Ce qui retient surtout notre attention, au Conseil du patronat comme dans le monde économique, c’est la faiblesse relative de notre productivité, tant au Québec qu’au Canada. L’autre aspect qui suscite l’intérêt est sa croissance, comparativement surtout à celle des États-Unis, mais aussi à la moyenne des pays de l’OCDE — quoiqu’il y ait des variations importantes entre les différents pays membres.

Cette faiblesse est avérée et problématique. Par contre, certaines améliorations peuvent être constatées. On peut espérer qu’elles ne soient pas passagères, mais bien le début d’une tendance.

Une petite bonne nouvelle dans le contexte difficile et de «rupture» qu’on vit présentement peut être bénéfique, ne serait-ce que pour le moral et pour nous inciter à poursuivre dans la bonne direction.

On peut constater, par exemple, que la productivité dans le secteur des entreprises a augmenté de façon plus marquée au Québec entre 2010 et 2024 comparativement aux autres provinces (17% au Québec comparativement à 13% en moyenne au Canada et 11% en Ontario).

Source: Statistique Canada. Tableau 36-10-0480-01 Productivité du travail et mesures connexes par industrie du secteur des entreprises et par activité non commerciale.

On constate aussi, en parallèle, que les investissements en technologies de l’information et des communications (TIC), comprenant les ordinateurs, les produits électroniques et les logiciels, ont augmenté aussi de façon intéressante au Québec. Ces investissements par travailleur ont crû de 41% au Québec entre 2010 et 2024 comparativement à 25% en moyenne au Canada et en Ontario). Le Québec investit toujours moins que l’Ontario à ce chapitre (3145$ par travailleur au Québec et 3654$ en Ontario), mais l’écart a fondu de pratiquement la moitié.


Source: Statistique Canada. Tableau 36-10-0098-01, Flux et stocks de capital fixe non résidentiel pour l’ensemble des industries, selon le type d’actif, provinces et territoires.

Le Québec a aussi fait des progrès importants en matière de diplomation universitaire.
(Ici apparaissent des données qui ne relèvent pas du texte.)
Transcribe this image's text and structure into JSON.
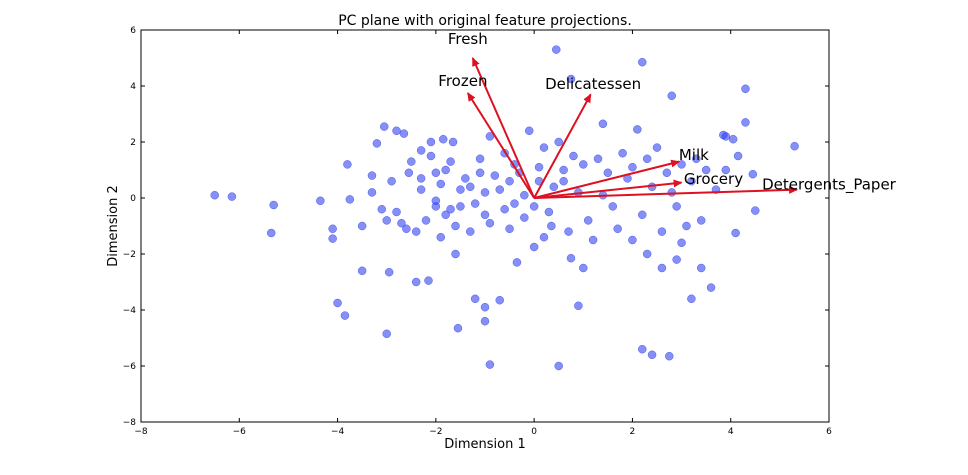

Même s’il demeure plus bas que celui de l’Ontario, reflétant un certain retard historique, le pourcentage de la population âgée de 25 à 64 ans qui détient un diplôme universitaire est passé de 26% en 2014 à 35% en 2024.  

Dans le contexte d’incertitude et des tensions commerciales avec l’administration Trump, il est encourageant de constater que le Québec a réalisé des progrès intéressants au cours des quinze dernières années en termes de productivité dans le secteur des entreprises, même si beaucoup reste à faire.

Il faudrait maintenant s’assurer de mettre en place un environnement d’affaires fiscal et réglementaire permettant d’avoir une croissance encore plus importante et plus significative. C’est un impératif pour notre niveau de vie face à la fin de l’ère de relative complaisance permise par un accès facile au marché américain.